The main drag can be seen throughout the movie and is actually Petaluma Boulevard North, on D Street and Washington Street. This is one of the main streets in Petaluma and home to some great boutiques, bars and restaurants.
You can either drive here or get one of the many buses that stop outside Penry Park. This American Graffiti filming location is only one street back from the river, so you can enjoy a nice walk around this area too.
The ticket scene in American Graffiti
While cruising along the strip with Carol in the car, a police car signals for John to pull over for a ticket. Despite seemingly doing nothing wrong, John knows it’s Holstein (Jim Bohan), a cop who has it out for him.

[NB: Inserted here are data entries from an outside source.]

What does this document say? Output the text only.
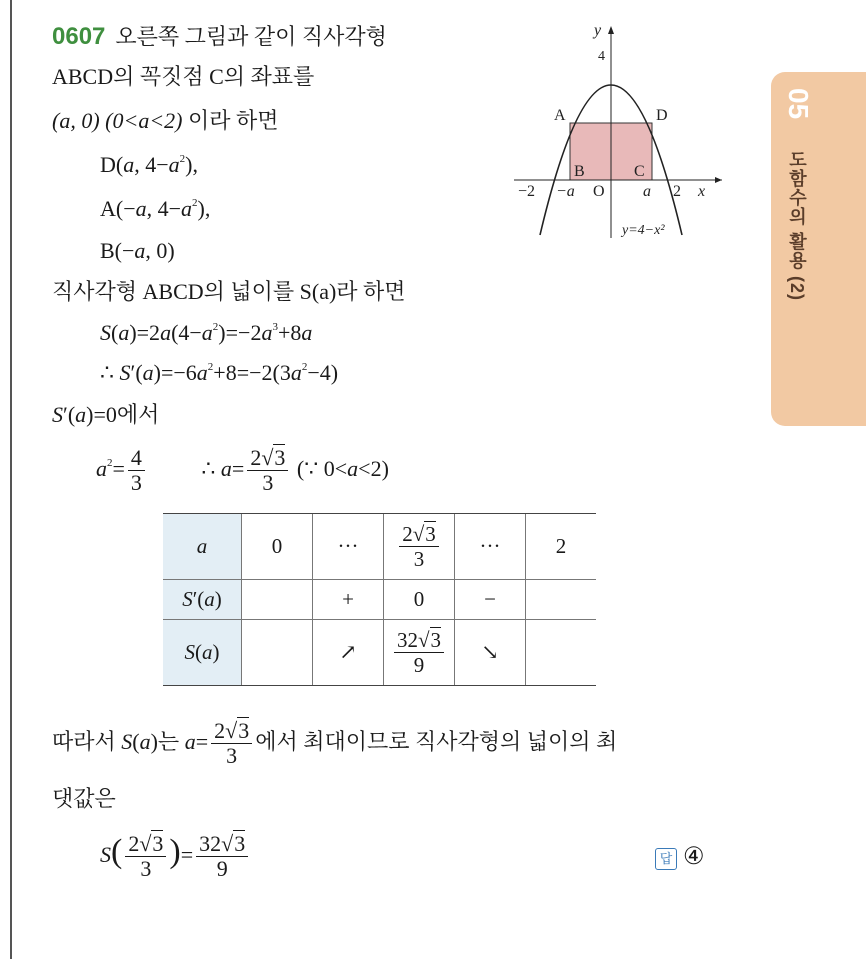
05
도함수의 활용 (2)
0607 오른쪽 그림과 같이 직사각형
ABCD의 꼭짓점 C의 좌표를
(a, 0) (0<a<2) 이라 하면
D(a, $4-a^2$),
A(−a, $4-a^2$),
B(−a, 0)
직사각형 ABCD의 넓이를 S(a)라 하면
$S(a)=2a(4-a^2)=-2a^3+8a$
∴ $S'(a)=-6a^2+8=-2(3a^2-4)$
S′(a)=0에서
$a^2= \frac{4}{3}$	∴ $a= \frac{2√3}{3}$ (∵ 0<a<2)
a	0	···	$\frac{2√3}{3}$	···	2
S′(a)		+	0	−	
S(a)		↗	$\frac{32√3}{9}$	↘	
따라서 S(a)는 $a= \frac{2√3}{3}$ 에서 최대이므로 직사각형의 넓이의 최
댓값은
$S( \frac{2√3}{3}$ )= $\frac{32√3}{9}$	답 ④
y
4
A	D
B	C
−2 −a O a 2 x
y=4−x²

Holstein: “Happy birthday Milner”
Jim: “Thank you, A**hole”
Once he gets the ticket, he tells Carol to file it under C.S for Chicken Sh**, and it turns out he has a whole stack of tickets in his glove compartment.
This scene was actually one of the first ones to be shot as it’s still in San Rafael, on Fourth Street. Much like the main drag in Petaluma that’s used for this road in subsequent scenes and shots, there is a lot to do on Fourth Street including cafes, bars and shops.
You can drive along this road just like John and Carol, or you can take one of the many buses that stop along this road and wander around the area.
Curt gets picked up by the Pharaohs scene in American Graffiti
Old Opera House
In his continuous pursuit to find the mystery blonde woman, Curt gets picked up by the Pharaohs, a notorious, if a little haphazard, gang in the area. They tell him that the blonde is a prostitute, which Curt refuses to believe and is subsequently coerced into hanging out with them and helping to chain an axle of a police car.
While the gang is pouring into the car to head out, two of the Pharaohs, Carlos (Manuel Padilla Jr.) and Ants (Beau Gentry), are moaning about seating arrangements.
“I called shotgun”
“Before we picked you up”
You can’t call shotgun for the entire night?!”
The location where the Pharaohs pick up Curt is just outside the Old Opera House at 149 Kentucky Street in Petaluma. It’s just around the corner from the main drag so you can easily hit up a couple of American Graffiti filming locations in one day.
The opera house is now a collectibles shop and the whole of Kentucky Street is home to little independent stores and bars. Perfect for whiling away a couple of hours in between filming location stops!
You can of course drive here, or get off the same bus around the corner that you would for the main strip location. These core Petaluma filming locations are really not that far away from each other, so you can walk around and pretend that you’re actually in Modesto!
It’s hard to summarize the impact that American Graffiti had on modern cinema. Not only did it give a platform for rising superstars Richard Dreyfuss, Ron Howard, and Harrison Ford to get their big breaks, but it also gave a template for what a nostalgic teen movie could be.
Even huge teen smash successes like Grease actually came out after this film by five years. The school gymnasium dance scene, the drag race, the gangs of leather jacket-wearing high schoolers with the gang’s name on the back – all of this was done first by American Graffiti and arguably done much, much better.
Whether you’re watching American Graffiti for the first time or the fiftieth, it never seems to get old. We all know people like Toad who tried to get served and couldn’t no matter how hard they tried to blag it. We know people like Curt who get obsessive over a mystery girl and think their lives are never going to be the same. We all know couples like Laurie and Steve who are going to stay together regardless of circumstances. That’s what makes the film great and makes it stand the test of time.
Add in the epilogue where we found out where all the main characters are now and it gives a stark contrast to the happy-go-lucky vibe that the rest of the film gave us. These kids didn’t know what they were in for and real life came down hard for them. It’s a poetic ending to a great film.